Published: Wednesday, January 28, 2009

Updated: Wednesday, January 28, 2009 00:01

At 2 a.m. every weekend, the piercing ring of my phone interrupts my beauty rest. I groggily roll over and stare at my caller ID, wishing I’d turned the bugger off for the night.

I get more than my fair share of drunk dials. Though I usually don’t answer, I receive enough of them that I have started a scoring system. Ranking goes from an obnoxious one to a cute-but-trashed 10, and if a caller doesn’t score high enough, I’m not answering. 

The time the ring occurs is of major importance to the drunk dial rating. If they call too early in the day, I assume they are budding alcoholics or extreme lightweights. I don’t care if they started pre-gaming at 8 a.m. or if they just added to the hangover they woke up with — if I get the drunk dial before noon, the score will be low. 
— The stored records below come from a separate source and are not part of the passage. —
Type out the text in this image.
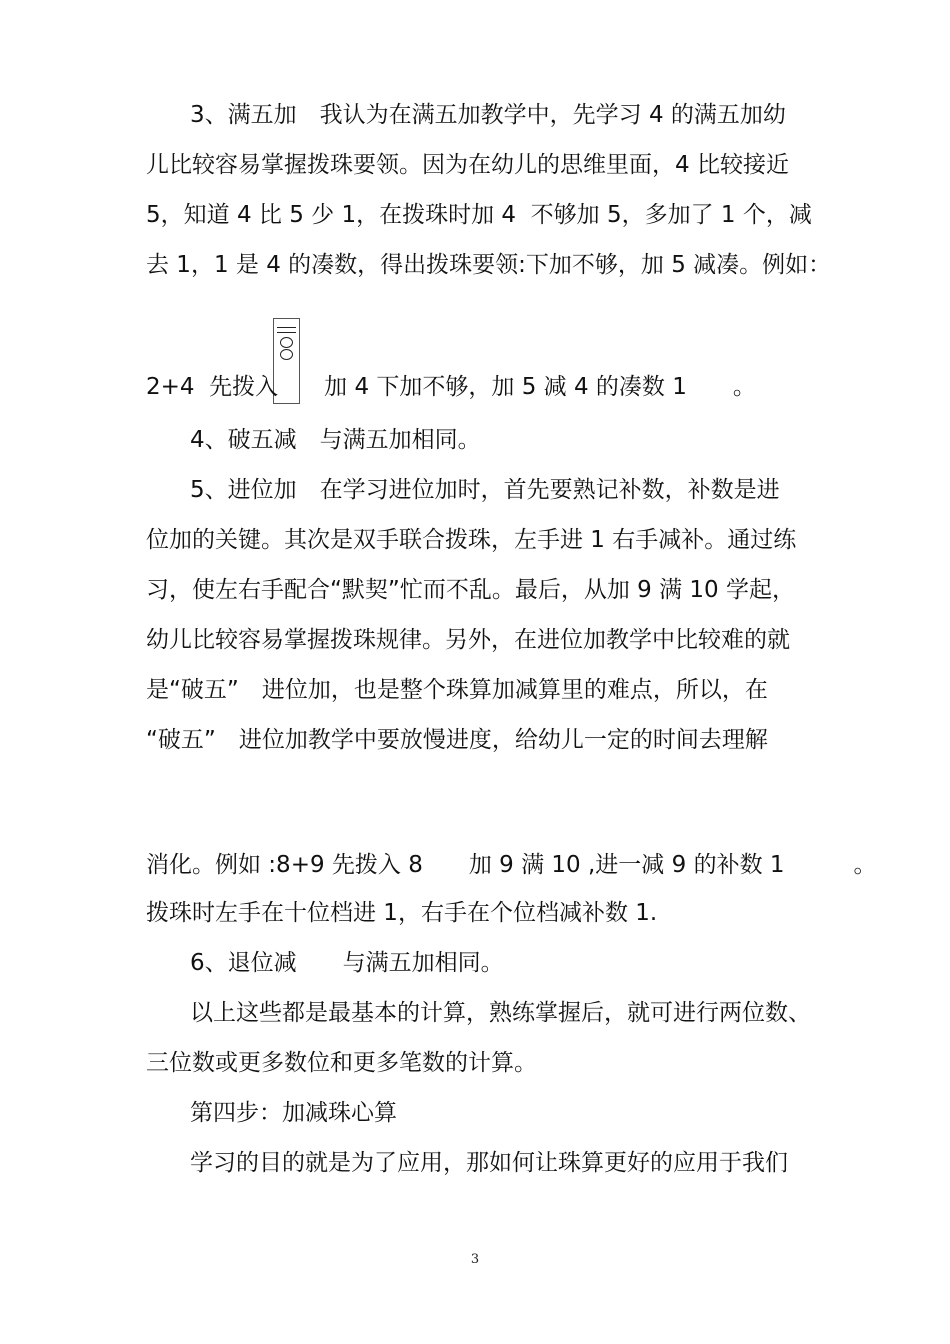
3、满五加　我认为在满五加教学中，先学习 4 的满五加幼
儿比较容易掌握拨珠要领。因为在幼儿的思维里面，4 比较接近
5，知道 4 比 5 少 1，在拨珠时加 4  不够加 5，多加了 1 个，减
去 1，1 是 4 的凑数，得出拨珠要领:下加不够，加 5 减凑。例如：
2+4  先拨入　　加 4 下加不够，加 5 减 4 的凑数 1　　。
4、破五减　与满五加相同。
5、进位加　在学习进位加时，首先要熟记补数，补数是进
位加的关键。其次是双手联合拨珠，左手进 1 右手减补。通过练
习，使左右手配合“默契”忙而不乱。最后，从加 9 满 10 学起，
幼儿比较容易掌握拨珠规律。另外，在进位加教学中比较难的就
是“破五”　进位加，也是整个珠算加减算里的难点，所以，在
“破五”　进位加教学中要放慢进度，给幼儿一定的时间去理解
消化。例如 :8+9 先拨入 8　　加 9 满 10 ,进一减 9 的补数 1　　　。
拨珠时左手在十位档进 1，右手在个位档减补数 1.
6、退位减　　与满五加相同。
以上这些都是最基本的计算，熟练掌握后，就可进行两位数、
三位数或更多数位和更多笔数的计算。
第四步：加减珠心算
学习的目的就是为了应用，那如何让珠算更好的应用于我们
3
On the other hand, if they call too late, I take points off.  A late call means the shenanigans started after all interesting plans failed. I’m automatically going to believe the ingestion of alcohol is happening in some random basement littered with old, ugly sofas, a foul stench and four other people who had no plans.

Days of the week matter just as much as the hour.  According to college students, drinking becomes acceptable starting on Thursday. By Sunday evening, if you’re still nursing a beverage and there isn’t a sporting event involved, it might be necessary to talk with someone.

Content of the drunk dial is also important. I don’t appreciate the slurred, bluntly honest confessions. I don’t need to know that you hate my new haircut or made out with one of my friends. Those who share too much information score low enough that they are on my, “Do not answer, ever!” list. 

However, if the urge hits to tell me I’m awesome, that you love me — like really, really love me, or that going to different schools was the worst idea we’ve ever had — call away. 

Keep calling until I answer.  Better yet, leave as many voicemails as Alltel will allow.
Slightly better than the “I love you, man” phone calls are those that feature other intoxicated people. The larger the posse shouting into the phone, the more impressive the drunk dial will be. 

Is there a better way to rub it in that I should have gone out with you than to have 10 people scream at me?

I have one friend who has mastered the art of drunk dialing. For privacy’s sake, I’m going to call him “Bert.” He has a degree and work experience in “drunk and disorderly.”

Without fail, his phone calls master the qualifications of a fantastic drunk dial. They are timely, feature interesting facts  and he is rarely alone.

From the time he called me at 3 a.m. because he was almost arrested for public urination to the occasion when he ran into a troop of drag queens parading downtown Minneapolis, Bert makes sure that I am well-informed of his alcohol-induced activities. 

While I might not want to take all of the lessons from Bert’s drinking experiences, I do take one: if you’re going to drink, drink and dial, not drive.